By 1996, Apple was already in free fall. That's a quite rapid implosion following the broad commercial introduction of Windows 95 as a "cheaper Mac" just a couple years earlier.
That fall was so rapid and so dramatic that it impressed itself in the minds of PC journalists and thinkers for decades the way that the Great Depression and WWII and Vietnam and COVID-19 all seared the life experience of the generations of people who lived through them and forever scarred how they think, act, and understand the world.
Almost another decade later, Apple was still viewed by almost everyone in tech media as the "beleaguered company that had failed," which could never again catch up and certainly even if it did would have its crown taken away, probably again by Microsoft. All of the valuable lessons of the first Macintosh were largely erased and replaced with a pure fallacy that anything that seemed to be cheaper and perhaps more "open," in the way that the Windows PC was, would "always win."
"I think if you do something and it turns out pretty good," Jobs once observed, "then you should go do something else wonderful, not dwell on it for too long. Just figure out what's next."
At first glance, that might not seem the most eloquently pithy thing a tech visionary has said.
Yet, Apple printed out those words and emblazoned them in its original campus in a prominent location outside its first theater, in a place not only easily seen by its employees, but also by investors and the tech media it would invite to see whatever it was figuring out to be next.
When Jobs returned to Apple, his first priority was to figure out what was next for the Mac, in the perilous years after Microsoft had ripped off all of its apparent value and passed that off as its own work. The pillaging of the Mac as a product and platform by Windows 95 had been devastating for Apple as a company, economically, intellectually, and reputationally.

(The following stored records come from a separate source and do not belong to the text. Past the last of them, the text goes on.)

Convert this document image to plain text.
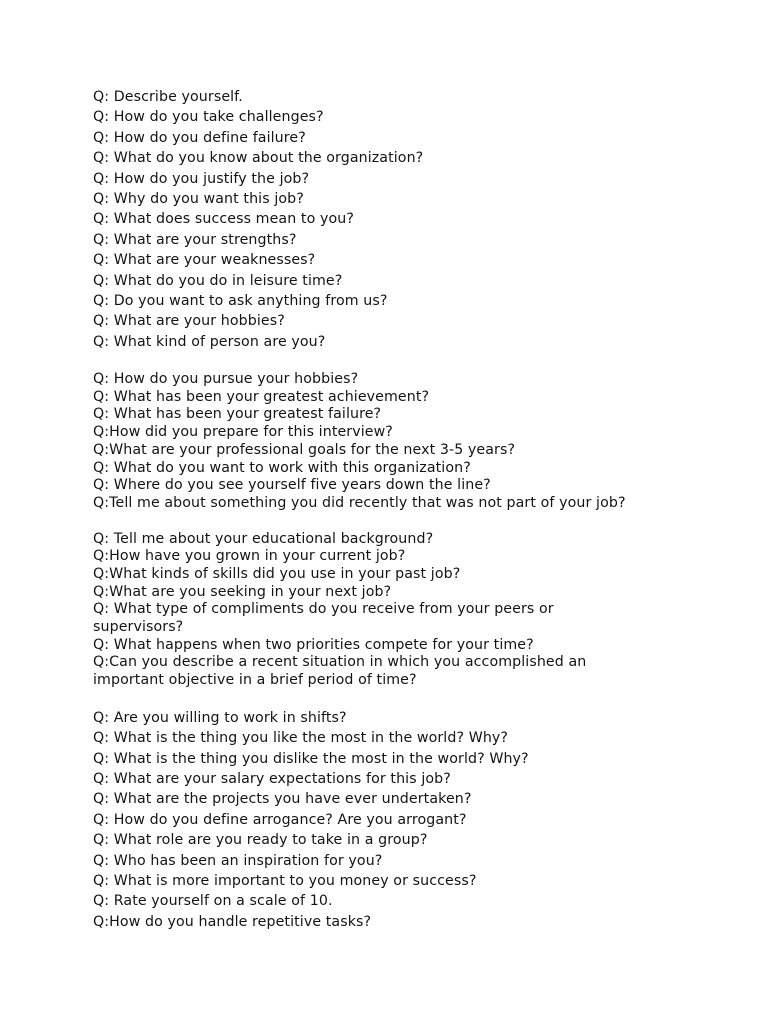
Q: Describe yourself.
Q: How do you take challenges?
Q: How do you define failure?
Q: What do you know about the organization?
Q: How do you justify the job?
Q: Why do you want this job?
Q: What does success mean to you?
Q: What are your strengths?
Q: What are your weaknesses?
Q: What do you do in leisure time?
Q: Do you want to ask anything from us?
Q: What are your hobbies?
Q: What kind of person are you?
Q: How do you pursue your hobbies?
Q: What has been your greatest achievement?
Q: What has been your greatest failure?
Q:How did you prepare for this interview?
Q:What are your professional goals for the next 3-5 years?
Q: What do you want to work with this organization?
Q: Where do you see yourself five years down the line?
Q:Tell me about something you did recently that was not part of your job?
Q: Tell me about your educational background?
Q:How have you grown in your current job?
Q:What kinds of skills did you use in your past job?
Q:What are you seeking in your next job?
Q: What type of compliments do you receive from your peers or
supervisors?
Q: What happens when two priorities compete for your time?
Q:Can you describe a recent situation in which you accomplished an
important objective in a brief period of time?
Q: Are you willing to work in shifts?
Q: What is the thing you like the most in the world? Why?
Q: What is the thing you dislike the most in the world? Why?
Q: What are your salary expectations for this job?
Q: What are the projects you have ever undertaken?
Q: How do you define arrogance? Are you arrogant?
Q: What role are you ready to take in a group?
Q: Who has been an inspiration for you?
Q: What is more important to you money or success?
Q: Rate yourself on a scale of 10.
Q:How do you handle repetitive tasks?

Yet by returning to and refining the core principles of how to be an innovator, Apple not only reinvented the Mac using NeXT's software to establish a new platform that could generate revenue and get Apple back on the right track, but subsequently could branch out into music with iTunes and iPod, then into mobile phones with iPhone. Those were not simply "two new products." They were product lines that relentlessly advanced every year.
Just three years later, Apple took the technology and techniques that got it that far to introduce iPad, revolutionizing the "tablet market," as well as erasing the supposed markets imagined for netbooks, super cheap laptop PCs, Chromebooks, convertibles and folding screen phones, and so many more half-baked product concepts that flopped out into the market without being ready, without communicating clear value, without forging effective partnerships, and without being relentlessly advanced after their version 1.0.
The outside tech world has failed to grasp why Apple became so successful. Since 2010's iPad, the Microsofts and Androids of the world have desperately tried to launch volleys of fancy new smartphones and tablets with little success. Yet even as they have repeatedly failed to snatch away Apple's crown following the model of Windows 95 (and folks, that one-time intellectual shakedown occured nearly 30 years ago), Apple has moved into building new branches.